When Is the Best Time to Become a Professional Artist?
Have you ever heard something like this? “First, you have to complete formal education and earn a fine art degree” or “Artists are born, so you need to discover the talent as early as possible” or “You know, Georgia O’Keeffe painted throughout the later years of her life.” These are some of the numerous ways to answer the question of when it is the best time to become a professional artist – just imagine how many opinions are there. But it is not always the content of the question but your understanding of it that matters.
If you crave to find answers to this timely question, let’s look at the whole picture from a bird’s eye view.
Is There Even the Best Time to Become a Professional Artist?
In this debate, every opinion is technically valid because you can provide solid arguments for each viewpoint. The improvised statistics, however, fail to explain how it usually happens in real life. The thing is that both young and old people become professional artists and gain success; the same is true for those with and without formal education. Of course, we can assume that having a degree and being young and ambitious will be beneficial to your art career. It seems like truth on paper, but it doesn’t give us firm answers that we can rely on.

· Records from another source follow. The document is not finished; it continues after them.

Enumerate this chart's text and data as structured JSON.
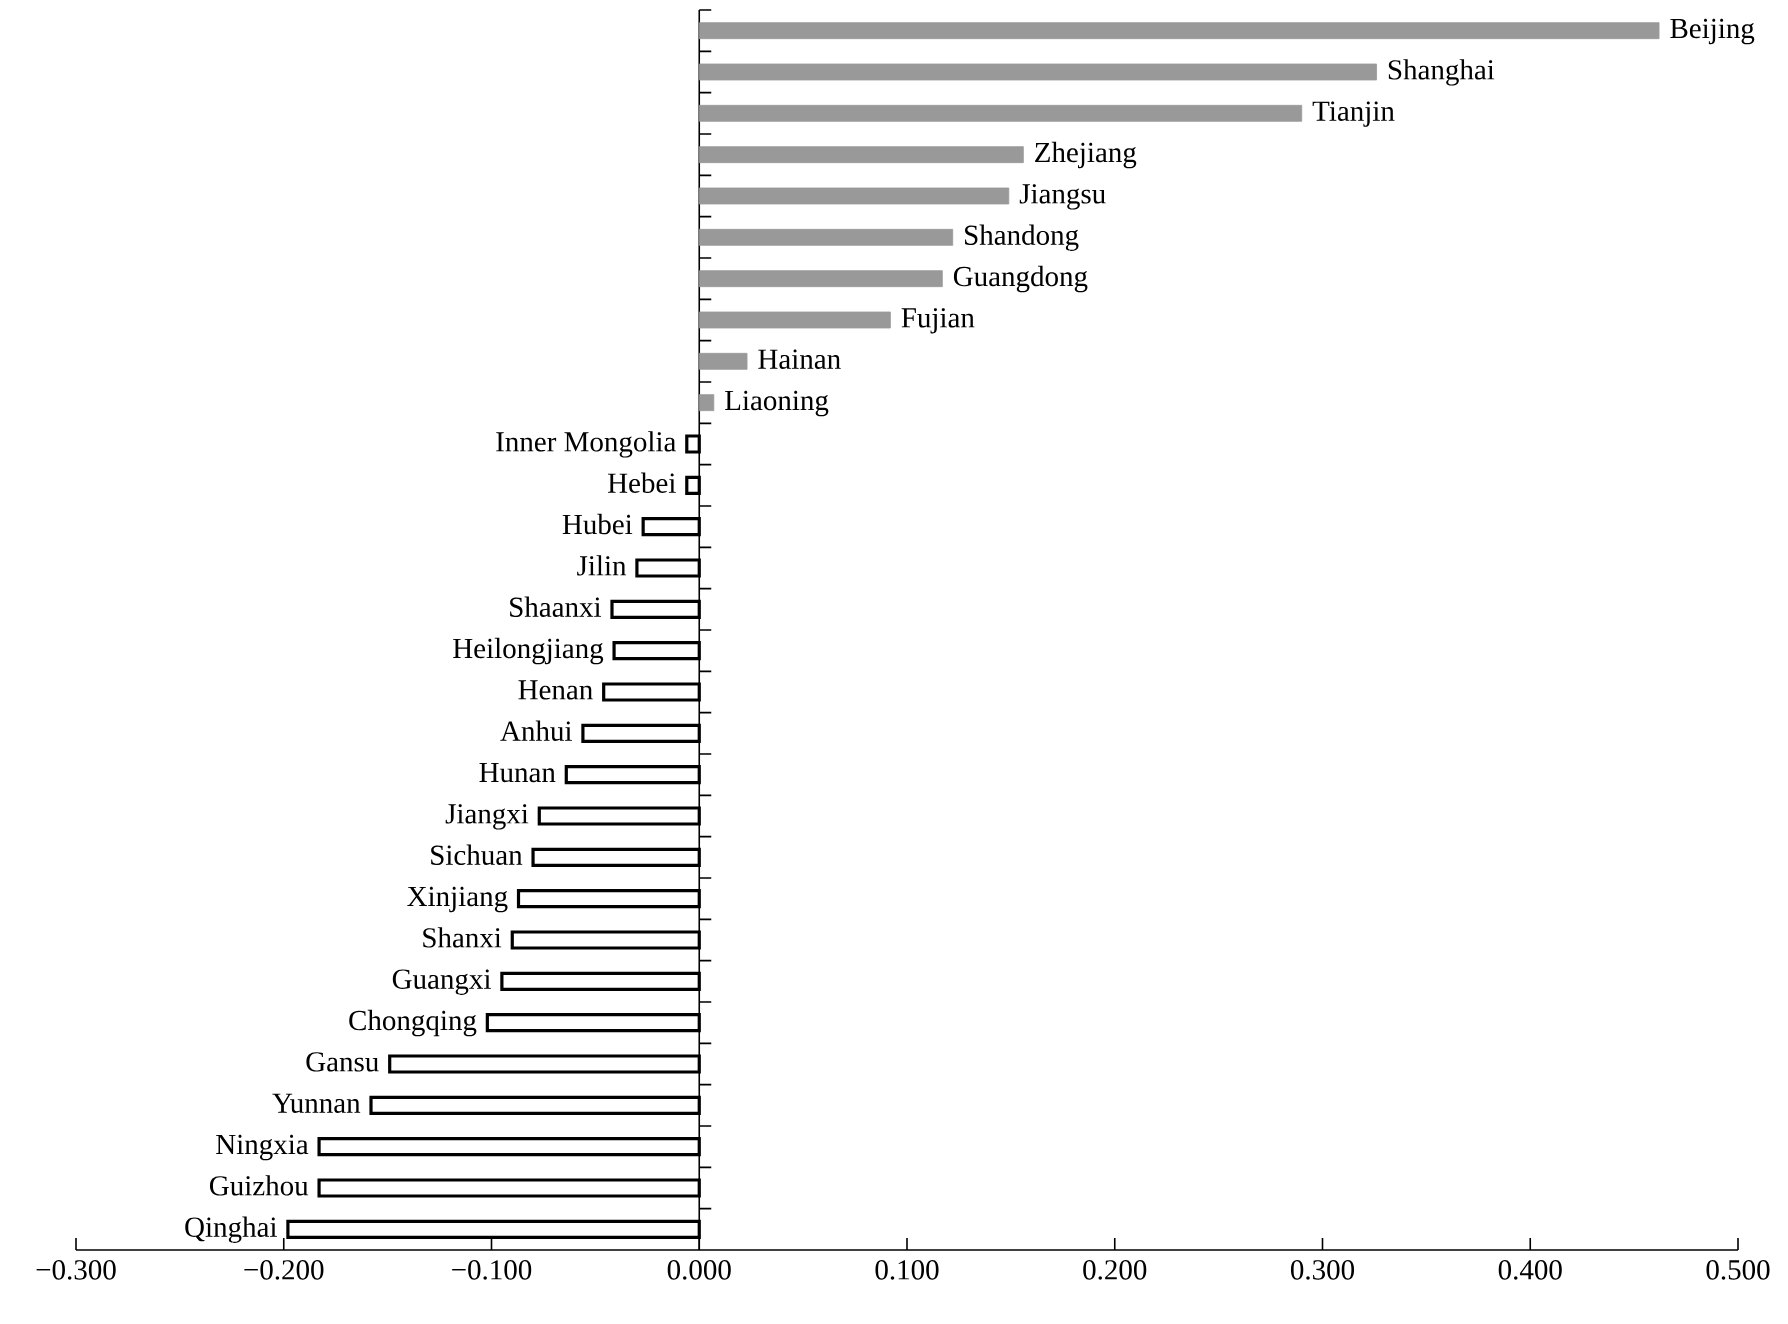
{
  "chart_data": {
    "type": "bar",
    "orientation": "horizontal",
    "categories": [
      "Beijing",
      "Shanghai",
      "Tianjin",
      "Zhejiang",
      "Jiangsu",
      "Shandong",
      "Guangdong",
      "Fujian",
      "Hainan",
      "Liaoning",
      "Inner Mongolia",
      "Hebei",
      "Hubei",
      "Jilin",
      "Shaanxi",
      "Heilongjiang",
      "Henan",
      "Anhui",
      "Hunan",
      "Jiangxi",
      "Sichuan",
      "Xinjiang",
      "Shanxi",
      "Guangxi",
      "Chongqing",
      "Gansu",
      "Yunnan",
      "Ningxia",
      "Guizhou",
      "Qinghai"
    ],
    "values": [
      0.462,
      0.326,
      0.29,
      0.156,
      0.149,
      0.122,
      0.117,
      0.092,
      0.023,
      0.007,
      -0.006,
      -0.006,
      -0.027,
      -0.03,
      -0.042,
      -0.041,
      -0.046,
      -0.056,
      -0.064,
      -0.077,
      -0.08,
      -0.087,
      -0.09,
      -0.095,
      -0.102,
      -0.149,
      -0.158,
      -0.183,
      -0.183,
      -0.198
    ],
    "colors": [
      "#999999",
      "#999999",
      "#999999",
      "#999999",
      "#999999",
      "#999999",
      "#999999",
      "#999999",
      "#999999",
      "#999999",
      "#ffffff",
      "#ffffff",
      "#ffffff",
      "#ffffff",
      "#ffffff",
      "#ffffff",
      "#ffffff",
      "#ffffff",
      "#ffffff",
      "#ffffff",
      "#ffffff",
      "#ffffff",
      "#ffffff",
      "#ffffff",
      "#ffffff",
      "#ffffff",
      "#ffffff",
      "#ffffff",
      "#ffffff",
      "#ffffff"
    ],
    "xlim": [
      -0.3,
      0.5
    ],
    "xticks": [
      {
        "value": -0.3,
        "label": "−0.300"
      },
      {
        "value": -0.2,
        "label": "−0.200"
      },
      {
        "value": -0.1,
        "label": "−0.100"
      },
      {
        "value": 0,
        "label": "0.000"
      },
      {
        "value": 0.1,
        "label": "0.100"
      },
      {
        "value": 0.2,
        "label": "0.200"
      },
      {
        "value": 0.3,
        "label": "0.300"
      },
      {
        "value": 0.4,
        "label": "0.400"
      },
      {
        "value": 0.5,
        "label": "0.500"
      }
    ]
  }
}
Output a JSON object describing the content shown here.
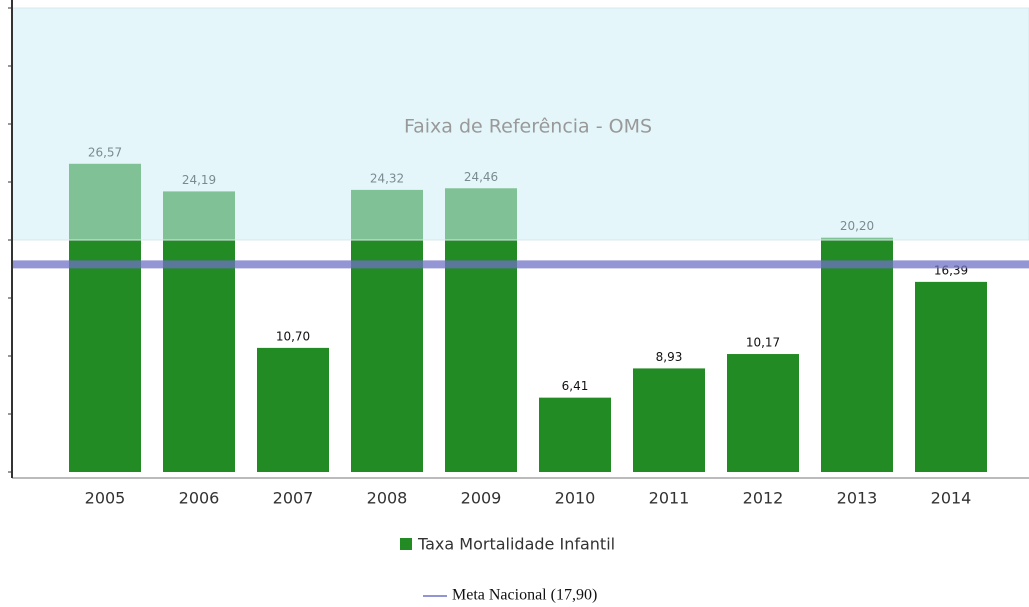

The answer is that the understanding of art is so diversified and even vague that you can become a professional artist at any point in your life – period. Such things as entering the art school or visiting workshops will hardly disappear in the future. Also, you might be young and ambitious, but you have nothing to say about in your art, so it is not something that brings you a sense of fulfillment. At the same time, if you feel that you don’t want to be a late bloomer, you should start as early as possible, even if your parents didn’t provide you with such a chance in life.
Being a professional artist is not about time; it is about ideas that you want to bring into the world. Nowadays, you can see both young and old painters and sculptors making creative breakthroughs that inspire. The moral is that the debate is pointless when you feel an inner urge to create and show people something you have experienced yourself. After all, it is your choice to become the second Mozart, Paul Cézanne, or Grandma Moses.